Just be careful, if that is what you elect to do.  The HHS exemption does not mean that you do not still have to pay doctors and hospitals for health care during January, February and March if you elect not to pay premiums during those months.


If you are accidentally injured and you are rushed to the closest Emergency Room for treatment, if you have no health insurance, you are still responsible for those doctor and hospital charges.

Some people have erroneously recommended that people not pay their health insurance premiums until they need hospital services and then enroll at the hospital.  That is NOT good advice!!  Rules have been established to counter that strategy.

There is a minimum 2 week delay from the time you actually enroll before your health insurance is effective.  Not only does that give time for all the clerical work that is required to set up your account to take place, it also prevents you from waiting until you are injured of diagnosed with a disease to buy approved health insurance.

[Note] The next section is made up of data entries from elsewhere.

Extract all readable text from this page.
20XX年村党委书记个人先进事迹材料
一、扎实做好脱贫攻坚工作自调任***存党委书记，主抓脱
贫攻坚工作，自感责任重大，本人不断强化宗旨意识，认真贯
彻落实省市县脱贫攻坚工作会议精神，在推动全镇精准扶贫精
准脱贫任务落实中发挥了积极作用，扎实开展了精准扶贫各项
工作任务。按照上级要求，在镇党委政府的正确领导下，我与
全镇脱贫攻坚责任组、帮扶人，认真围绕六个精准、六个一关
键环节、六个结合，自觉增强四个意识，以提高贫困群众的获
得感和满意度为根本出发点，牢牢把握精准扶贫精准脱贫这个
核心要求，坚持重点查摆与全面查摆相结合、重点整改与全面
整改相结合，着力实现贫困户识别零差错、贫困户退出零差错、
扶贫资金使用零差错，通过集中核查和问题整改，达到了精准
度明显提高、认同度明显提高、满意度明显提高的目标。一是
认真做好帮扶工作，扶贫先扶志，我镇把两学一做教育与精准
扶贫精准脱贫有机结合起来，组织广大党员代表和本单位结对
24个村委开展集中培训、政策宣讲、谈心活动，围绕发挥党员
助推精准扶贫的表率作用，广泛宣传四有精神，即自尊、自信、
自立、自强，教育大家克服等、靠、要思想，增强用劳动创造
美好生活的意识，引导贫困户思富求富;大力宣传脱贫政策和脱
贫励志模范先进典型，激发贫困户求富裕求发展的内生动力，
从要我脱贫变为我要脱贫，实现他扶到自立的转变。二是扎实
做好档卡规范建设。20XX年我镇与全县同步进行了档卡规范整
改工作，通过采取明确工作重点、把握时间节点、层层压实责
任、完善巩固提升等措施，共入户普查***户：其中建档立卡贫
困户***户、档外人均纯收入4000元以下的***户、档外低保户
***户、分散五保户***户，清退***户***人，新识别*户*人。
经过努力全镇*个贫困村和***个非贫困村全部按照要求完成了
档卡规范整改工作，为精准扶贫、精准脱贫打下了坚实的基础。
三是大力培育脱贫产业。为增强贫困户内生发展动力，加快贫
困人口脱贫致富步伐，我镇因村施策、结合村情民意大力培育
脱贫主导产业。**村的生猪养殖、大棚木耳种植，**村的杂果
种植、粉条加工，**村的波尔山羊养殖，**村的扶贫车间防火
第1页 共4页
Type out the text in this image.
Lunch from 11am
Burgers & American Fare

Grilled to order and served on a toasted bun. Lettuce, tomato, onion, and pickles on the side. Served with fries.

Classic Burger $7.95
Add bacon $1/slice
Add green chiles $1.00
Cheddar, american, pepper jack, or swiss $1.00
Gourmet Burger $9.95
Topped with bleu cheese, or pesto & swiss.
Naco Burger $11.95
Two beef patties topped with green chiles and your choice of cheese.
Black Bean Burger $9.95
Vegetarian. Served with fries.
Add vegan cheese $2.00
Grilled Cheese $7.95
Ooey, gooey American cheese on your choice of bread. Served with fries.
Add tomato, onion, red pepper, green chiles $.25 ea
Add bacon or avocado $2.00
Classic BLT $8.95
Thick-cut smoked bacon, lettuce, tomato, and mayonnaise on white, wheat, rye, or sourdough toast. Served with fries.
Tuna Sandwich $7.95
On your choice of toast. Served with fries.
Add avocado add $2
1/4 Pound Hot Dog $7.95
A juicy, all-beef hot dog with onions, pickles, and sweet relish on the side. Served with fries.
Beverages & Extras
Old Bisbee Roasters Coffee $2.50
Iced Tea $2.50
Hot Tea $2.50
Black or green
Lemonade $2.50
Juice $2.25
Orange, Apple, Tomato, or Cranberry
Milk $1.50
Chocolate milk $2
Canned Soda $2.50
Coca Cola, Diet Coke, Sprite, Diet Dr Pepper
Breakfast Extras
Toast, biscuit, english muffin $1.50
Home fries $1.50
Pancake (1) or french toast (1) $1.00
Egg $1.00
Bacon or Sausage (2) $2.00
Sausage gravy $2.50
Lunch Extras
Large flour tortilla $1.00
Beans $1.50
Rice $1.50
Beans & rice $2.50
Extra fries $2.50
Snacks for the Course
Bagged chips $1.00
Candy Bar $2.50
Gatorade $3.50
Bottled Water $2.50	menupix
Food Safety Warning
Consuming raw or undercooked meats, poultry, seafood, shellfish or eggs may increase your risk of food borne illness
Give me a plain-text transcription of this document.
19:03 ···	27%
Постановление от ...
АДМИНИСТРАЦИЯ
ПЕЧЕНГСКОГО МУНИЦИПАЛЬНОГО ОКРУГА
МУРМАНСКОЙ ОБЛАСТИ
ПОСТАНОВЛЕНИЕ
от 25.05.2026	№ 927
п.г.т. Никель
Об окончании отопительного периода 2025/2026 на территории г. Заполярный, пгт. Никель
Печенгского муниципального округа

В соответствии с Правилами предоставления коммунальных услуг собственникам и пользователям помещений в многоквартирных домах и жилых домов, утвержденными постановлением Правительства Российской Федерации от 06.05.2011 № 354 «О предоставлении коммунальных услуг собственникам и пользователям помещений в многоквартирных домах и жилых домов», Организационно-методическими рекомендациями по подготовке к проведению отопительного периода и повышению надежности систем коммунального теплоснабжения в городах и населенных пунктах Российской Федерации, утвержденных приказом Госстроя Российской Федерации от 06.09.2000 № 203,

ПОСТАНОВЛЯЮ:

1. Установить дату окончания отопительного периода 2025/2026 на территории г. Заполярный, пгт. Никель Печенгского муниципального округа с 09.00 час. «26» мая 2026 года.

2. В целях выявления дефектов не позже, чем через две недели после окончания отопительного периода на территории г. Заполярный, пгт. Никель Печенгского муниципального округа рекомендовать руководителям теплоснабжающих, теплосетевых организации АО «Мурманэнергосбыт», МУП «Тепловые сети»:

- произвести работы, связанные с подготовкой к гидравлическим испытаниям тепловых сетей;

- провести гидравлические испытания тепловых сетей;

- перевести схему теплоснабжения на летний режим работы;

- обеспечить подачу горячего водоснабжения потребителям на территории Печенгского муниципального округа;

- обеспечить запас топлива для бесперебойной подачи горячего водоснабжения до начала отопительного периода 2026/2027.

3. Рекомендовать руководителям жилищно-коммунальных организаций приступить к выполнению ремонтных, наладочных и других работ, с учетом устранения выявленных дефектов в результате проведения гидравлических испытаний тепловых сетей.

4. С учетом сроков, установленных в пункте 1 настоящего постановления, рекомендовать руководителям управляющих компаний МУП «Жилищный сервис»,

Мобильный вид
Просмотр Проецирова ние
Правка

In light of all the fumbling associated with the transition to Obamacare, here are my recommendations.

  1. If you already have health insurance, even though the rates might increase, do not cancel it until you have something else.
  2. If you do not already have health insurance, get some ASAP!
  3. If you will not be eligible for, or want to claim, a federal tax credit, buy your approved health insurance outside of the federal “Marketplace.”  Do not involve the federal government any more than you have to in the process.
  4. If you are eligible for, and want to claim, a federal tax-credit to help with your increased health insurance premiums, your only option will be your state’s health insurance exchange.  If your state relies on www.healthcare.gov, I recommend that you wait as long as possible before you use that site.  If you must have health insurance by January 1, 2014, you have no choice but to try it before December 15.  However, if you already have acceptable health insurance, I recommend that you wait until after the first of the year.  The longer you can delay using www.healthcare.gov, the more time you give CMS to make needed corrections.